A Walmart está prestes a divulgar os resultados do Q4 do ano fiscal de 2026 na quinta-feira de manhã, e os riscos são invulgarmente elevados. É o primeiro relatório de resultados sob o novo CEO John Furner, que assumiu de Doug McMillon há menos de um mês.
Walmart Inc., WMT
Furner herda uma empresa a negociar perto de máximos históricos, com uma subida de cerca de 14% no acumulado do ano. No início deste ano, a Walmart tornou-se o primeiro retalhista tradicional a atingir uma capitalização de mercado de um bilião de dólares.
Os analistas esperam um EPS ajustado de 73 cêntimos sobre receitas de aproximadamente $190,5 mil milhões, de acordo com a FactSet. Isso representaria um crescimento de lucros de 10,6% e um crescimento de receitas de 5,2% versus o mesmo trimestre do ano passado.
As vendas nas mesmas lojas nos EUA estão projetadas para aumentar 4,3% ano após ano.
A Walmart tem uma surpresa média de lucros dos últimos quatro trimestres de 0,8%, e os modelos da Zacks atualmente preveem outra superação, com base num ESP de lucros positivo de +0,83% e uma classificação Zacks #3.
O e-commerce tem sido destaque. No último trimestre, as vendas globais de e-commerce aumentaram 27%, impulsionadas pela recolha e entrega realizadas em loja e pelo crescimento do marketplace. A Walmart tem vindo a avançar para uma maior automação de cumprimento e uma maior proporção de vendas de marketplace de terceiros para melhorar as margens digitais.
As receitas de publicidade e os rendimentos de adesão ao Walmart+ também estão a crescer e apresentam margens mais elevadas do que os produtos alimentares principais. Estas fontes tornaram-se uma compensação cada vez mais importante para as pressões de custos.
As operações internacionais na China, México e Índia também contribuíram no último trimestre, embora as flutuações cambiais possam afetar as comparações ano após ano.
Do lado dos custos, a gestão sinalizou despesas relacionadas com tarifas, custos de reclamações mais elevados e investimentos contínuos em preços como obstáculos.
A WMT é atualmente negociada a um P/E futuro de cerca de 43-45x, acima da média da indústria de 41,22x e superior à maioria das ações Magnificent Seven fora da Tesla. A Costco é o único par de retalho importante a negociar a um múltiplo mais elevado, de 48,38x.
A Kroger é negociada a 13,43x e a Target a 14,86x, fazendo com que a avaliação premium da Walmart se destaque no setor.

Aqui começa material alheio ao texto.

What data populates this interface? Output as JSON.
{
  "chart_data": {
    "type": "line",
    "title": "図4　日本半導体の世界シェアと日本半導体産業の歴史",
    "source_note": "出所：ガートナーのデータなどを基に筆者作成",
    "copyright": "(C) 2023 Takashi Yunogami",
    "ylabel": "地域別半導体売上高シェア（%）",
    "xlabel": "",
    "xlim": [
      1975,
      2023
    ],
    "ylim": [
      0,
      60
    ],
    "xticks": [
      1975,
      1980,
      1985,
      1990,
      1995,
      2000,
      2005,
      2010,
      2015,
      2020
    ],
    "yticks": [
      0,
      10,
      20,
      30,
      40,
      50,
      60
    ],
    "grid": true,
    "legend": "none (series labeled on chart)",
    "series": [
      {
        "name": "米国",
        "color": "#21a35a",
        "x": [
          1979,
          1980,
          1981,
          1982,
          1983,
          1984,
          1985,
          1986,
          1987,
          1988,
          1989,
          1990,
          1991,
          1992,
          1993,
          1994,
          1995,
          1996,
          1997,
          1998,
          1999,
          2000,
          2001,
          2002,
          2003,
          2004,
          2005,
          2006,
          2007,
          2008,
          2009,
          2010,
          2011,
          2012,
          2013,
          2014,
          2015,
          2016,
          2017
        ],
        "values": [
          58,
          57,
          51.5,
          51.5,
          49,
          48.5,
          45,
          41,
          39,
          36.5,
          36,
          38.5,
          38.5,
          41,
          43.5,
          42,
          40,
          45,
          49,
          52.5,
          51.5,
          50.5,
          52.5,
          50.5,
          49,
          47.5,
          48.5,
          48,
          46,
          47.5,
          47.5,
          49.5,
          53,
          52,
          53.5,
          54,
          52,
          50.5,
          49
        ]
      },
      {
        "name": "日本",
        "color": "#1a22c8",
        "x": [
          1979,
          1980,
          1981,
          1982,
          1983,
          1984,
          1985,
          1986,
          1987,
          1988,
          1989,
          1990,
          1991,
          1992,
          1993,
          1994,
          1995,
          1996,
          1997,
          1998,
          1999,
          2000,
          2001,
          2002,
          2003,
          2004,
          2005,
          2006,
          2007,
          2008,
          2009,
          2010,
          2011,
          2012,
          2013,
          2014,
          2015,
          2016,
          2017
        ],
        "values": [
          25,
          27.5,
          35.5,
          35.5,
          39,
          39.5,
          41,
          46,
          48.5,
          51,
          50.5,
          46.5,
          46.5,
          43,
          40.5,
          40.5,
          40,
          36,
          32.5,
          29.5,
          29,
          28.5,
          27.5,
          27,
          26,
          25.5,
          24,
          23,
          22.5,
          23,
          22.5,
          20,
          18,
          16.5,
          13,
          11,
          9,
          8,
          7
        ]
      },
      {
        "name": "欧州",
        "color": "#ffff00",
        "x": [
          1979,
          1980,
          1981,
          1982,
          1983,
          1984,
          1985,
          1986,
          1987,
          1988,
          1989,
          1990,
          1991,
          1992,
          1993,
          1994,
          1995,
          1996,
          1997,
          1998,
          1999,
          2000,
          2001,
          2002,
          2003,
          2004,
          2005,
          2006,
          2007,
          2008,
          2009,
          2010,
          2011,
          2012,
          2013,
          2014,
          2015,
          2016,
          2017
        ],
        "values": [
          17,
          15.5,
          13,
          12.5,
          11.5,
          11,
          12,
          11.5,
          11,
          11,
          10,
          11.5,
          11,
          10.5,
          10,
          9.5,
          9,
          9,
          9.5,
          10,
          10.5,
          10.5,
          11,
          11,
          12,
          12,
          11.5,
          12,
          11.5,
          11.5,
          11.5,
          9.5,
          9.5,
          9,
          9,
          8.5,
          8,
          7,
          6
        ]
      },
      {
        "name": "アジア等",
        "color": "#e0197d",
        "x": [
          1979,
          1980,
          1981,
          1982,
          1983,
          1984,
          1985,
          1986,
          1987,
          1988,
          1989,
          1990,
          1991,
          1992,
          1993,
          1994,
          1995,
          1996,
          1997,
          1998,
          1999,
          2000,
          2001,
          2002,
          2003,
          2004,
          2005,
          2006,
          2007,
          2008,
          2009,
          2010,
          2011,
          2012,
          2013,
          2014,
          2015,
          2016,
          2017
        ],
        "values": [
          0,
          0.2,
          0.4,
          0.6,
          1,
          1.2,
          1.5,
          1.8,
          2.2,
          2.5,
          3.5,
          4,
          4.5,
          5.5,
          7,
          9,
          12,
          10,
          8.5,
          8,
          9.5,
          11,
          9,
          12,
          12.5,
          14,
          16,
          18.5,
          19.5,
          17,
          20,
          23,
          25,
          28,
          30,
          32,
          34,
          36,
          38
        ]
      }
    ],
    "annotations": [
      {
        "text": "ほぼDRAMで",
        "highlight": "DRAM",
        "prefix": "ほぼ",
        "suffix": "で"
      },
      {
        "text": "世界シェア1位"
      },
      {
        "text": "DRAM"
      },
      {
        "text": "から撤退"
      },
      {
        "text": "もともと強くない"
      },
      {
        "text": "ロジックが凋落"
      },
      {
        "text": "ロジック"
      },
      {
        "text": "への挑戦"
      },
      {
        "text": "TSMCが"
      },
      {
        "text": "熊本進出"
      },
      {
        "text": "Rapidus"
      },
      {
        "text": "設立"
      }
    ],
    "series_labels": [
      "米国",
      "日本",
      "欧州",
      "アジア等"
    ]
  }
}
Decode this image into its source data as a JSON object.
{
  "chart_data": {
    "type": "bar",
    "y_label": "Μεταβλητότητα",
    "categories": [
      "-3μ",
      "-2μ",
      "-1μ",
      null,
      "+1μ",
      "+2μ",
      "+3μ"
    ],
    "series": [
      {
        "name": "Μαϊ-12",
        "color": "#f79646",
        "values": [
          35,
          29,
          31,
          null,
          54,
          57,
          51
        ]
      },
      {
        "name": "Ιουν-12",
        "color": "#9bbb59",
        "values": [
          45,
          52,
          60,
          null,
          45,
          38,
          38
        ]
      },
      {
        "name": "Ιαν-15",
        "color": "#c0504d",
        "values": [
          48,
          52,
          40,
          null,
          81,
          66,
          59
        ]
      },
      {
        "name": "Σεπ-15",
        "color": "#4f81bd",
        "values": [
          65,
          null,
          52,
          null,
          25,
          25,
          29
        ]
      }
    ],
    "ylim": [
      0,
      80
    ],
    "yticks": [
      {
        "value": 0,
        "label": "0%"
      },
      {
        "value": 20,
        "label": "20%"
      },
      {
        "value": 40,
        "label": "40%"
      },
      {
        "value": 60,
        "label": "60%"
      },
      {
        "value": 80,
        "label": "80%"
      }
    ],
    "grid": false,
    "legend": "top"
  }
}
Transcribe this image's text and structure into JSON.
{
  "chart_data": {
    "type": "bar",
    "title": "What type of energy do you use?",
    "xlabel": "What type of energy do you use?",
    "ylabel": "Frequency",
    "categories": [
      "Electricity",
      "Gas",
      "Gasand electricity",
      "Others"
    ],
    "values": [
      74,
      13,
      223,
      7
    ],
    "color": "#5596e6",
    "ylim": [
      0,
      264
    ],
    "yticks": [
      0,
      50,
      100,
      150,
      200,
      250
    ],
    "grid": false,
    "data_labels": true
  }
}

Esse prémio é o que deixa alguns analistas cautelosos. Gregory Melich da Evercore ISI adicionou a WMT à lista tática de desempenho inferior da sua firma antes da divulgação, observando que o sentimento é "amplamente positivo" e a fasquia para cumprir é elevada.
Jay Woods, estratega-chefe de mercado da Freedom Capital Markets, chamou a avaliação da ação de "extrema" e disse que a Walmart "pode precisar de exceder e orientar muito além das expectativas para continuar a sua impressionante trajetória."

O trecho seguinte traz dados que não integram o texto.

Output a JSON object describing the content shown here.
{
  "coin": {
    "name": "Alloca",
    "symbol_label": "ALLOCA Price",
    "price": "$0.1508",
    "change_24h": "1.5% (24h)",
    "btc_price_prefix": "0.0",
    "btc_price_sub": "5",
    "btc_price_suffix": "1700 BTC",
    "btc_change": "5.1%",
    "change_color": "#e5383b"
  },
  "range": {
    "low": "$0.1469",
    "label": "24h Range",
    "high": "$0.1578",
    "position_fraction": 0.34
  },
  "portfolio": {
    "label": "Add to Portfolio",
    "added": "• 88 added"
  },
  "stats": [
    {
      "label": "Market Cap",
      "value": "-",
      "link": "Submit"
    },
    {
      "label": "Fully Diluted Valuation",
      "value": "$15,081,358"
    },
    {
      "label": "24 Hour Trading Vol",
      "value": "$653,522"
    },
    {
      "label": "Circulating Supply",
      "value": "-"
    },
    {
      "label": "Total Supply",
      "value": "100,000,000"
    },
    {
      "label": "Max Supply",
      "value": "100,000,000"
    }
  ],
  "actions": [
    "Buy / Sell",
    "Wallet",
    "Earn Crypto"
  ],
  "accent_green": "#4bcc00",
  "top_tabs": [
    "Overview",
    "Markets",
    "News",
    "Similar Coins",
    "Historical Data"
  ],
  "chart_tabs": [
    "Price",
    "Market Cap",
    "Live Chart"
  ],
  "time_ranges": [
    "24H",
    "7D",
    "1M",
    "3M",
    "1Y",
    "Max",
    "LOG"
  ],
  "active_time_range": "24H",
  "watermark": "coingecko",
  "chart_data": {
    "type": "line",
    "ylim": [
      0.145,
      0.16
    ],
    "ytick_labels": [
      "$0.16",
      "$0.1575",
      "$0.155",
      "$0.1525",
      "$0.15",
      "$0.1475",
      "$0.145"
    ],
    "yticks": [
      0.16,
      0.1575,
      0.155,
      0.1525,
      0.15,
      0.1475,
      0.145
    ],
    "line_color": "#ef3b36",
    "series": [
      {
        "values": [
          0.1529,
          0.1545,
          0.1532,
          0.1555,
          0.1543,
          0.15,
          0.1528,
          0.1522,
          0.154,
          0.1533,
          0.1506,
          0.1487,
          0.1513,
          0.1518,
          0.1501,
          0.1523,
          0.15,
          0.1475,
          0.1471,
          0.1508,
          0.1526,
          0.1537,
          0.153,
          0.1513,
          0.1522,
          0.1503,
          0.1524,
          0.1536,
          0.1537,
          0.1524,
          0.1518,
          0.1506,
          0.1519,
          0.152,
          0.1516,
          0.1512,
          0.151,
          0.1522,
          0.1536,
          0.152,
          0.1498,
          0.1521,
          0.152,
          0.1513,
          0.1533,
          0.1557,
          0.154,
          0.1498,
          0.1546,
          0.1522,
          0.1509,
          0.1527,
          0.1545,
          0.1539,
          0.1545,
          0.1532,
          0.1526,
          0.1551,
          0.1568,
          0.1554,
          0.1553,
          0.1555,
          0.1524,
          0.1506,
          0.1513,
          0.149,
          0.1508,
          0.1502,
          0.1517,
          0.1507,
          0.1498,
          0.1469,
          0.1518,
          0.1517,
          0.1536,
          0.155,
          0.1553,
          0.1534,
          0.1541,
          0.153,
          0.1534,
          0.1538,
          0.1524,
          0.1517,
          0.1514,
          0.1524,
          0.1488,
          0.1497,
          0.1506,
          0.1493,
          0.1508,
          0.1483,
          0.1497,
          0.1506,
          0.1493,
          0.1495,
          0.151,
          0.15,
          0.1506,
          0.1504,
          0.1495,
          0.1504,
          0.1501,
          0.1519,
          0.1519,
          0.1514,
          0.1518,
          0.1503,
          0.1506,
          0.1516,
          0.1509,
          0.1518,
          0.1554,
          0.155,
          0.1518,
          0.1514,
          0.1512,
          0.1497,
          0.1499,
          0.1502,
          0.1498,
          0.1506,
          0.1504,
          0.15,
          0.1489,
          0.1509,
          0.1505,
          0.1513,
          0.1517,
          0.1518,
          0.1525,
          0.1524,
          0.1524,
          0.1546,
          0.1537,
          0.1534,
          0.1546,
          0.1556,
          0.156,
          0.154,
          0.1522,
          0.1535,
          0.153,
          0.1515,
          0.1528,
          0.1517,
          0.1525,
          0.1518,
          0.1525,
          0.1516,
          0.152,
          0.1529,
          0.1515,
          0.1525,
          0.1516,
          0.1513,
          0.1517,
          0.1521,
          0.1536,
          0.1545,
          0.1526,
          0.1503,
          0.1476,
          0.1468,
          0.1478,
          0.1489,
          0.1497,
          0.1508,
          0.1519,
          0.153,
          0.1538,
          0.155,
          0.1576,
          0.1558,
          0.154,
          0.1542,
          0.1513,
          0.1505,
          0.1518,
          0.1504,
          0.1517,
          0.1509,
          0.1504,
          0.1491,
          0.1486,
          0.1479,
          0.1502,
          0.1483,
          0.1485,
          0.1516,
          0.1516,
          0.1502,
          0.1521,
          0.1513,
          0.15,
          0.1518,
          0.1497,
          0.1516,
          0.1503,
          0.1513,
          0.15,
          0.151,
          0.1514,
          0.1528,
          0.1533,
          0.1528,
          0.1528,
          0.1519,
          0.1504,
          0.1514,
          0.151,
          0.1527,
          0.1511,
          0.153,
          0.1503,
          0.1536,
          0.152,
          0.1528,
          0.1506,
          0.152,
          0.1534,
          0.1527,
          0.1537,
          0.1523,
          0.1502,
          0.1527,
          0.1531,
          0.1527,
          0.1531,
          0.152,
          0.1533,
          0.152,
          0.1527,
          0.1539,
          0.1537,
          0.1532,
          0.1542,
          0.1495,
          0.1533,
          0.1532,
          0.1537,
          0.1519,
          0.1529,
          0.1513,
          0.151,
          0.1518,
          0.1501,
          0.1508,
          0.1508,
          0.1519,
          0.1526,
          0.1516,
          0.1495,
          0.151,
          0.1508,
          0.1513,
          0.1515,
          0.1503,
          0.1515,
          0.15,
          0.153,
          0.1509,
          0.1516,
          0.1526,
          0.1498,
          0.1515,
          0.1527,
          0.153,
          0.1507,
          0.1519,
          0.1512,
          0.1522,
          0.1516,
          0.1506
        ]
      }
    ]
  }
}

Wall Street está a projetar um EPS de ano completo do ano fiscal de 2027 de $2,97, com um crescimento de vendas de cerca de 5%. Melich acredita que essas estimativas podem já ser demasiado otimistas.
A analista do Deutsche Bank Krisztina Katai enquadrou a mudança de forma mais construtiva, escrevendo que a Walmart parece estar a passar da construção da sua fundação digital e de IA para o "modo de aceleração."
Para além dos números, os investidores estão atentos às prioridades estratégicas de Furner e a qualquer orientação atualizada sobre 2026. A Walmart tem um histórico de emitir perspetivas conservadoras, e a transição de CEO pode tornar a empresa ainda mais cautelosa do que o habitual.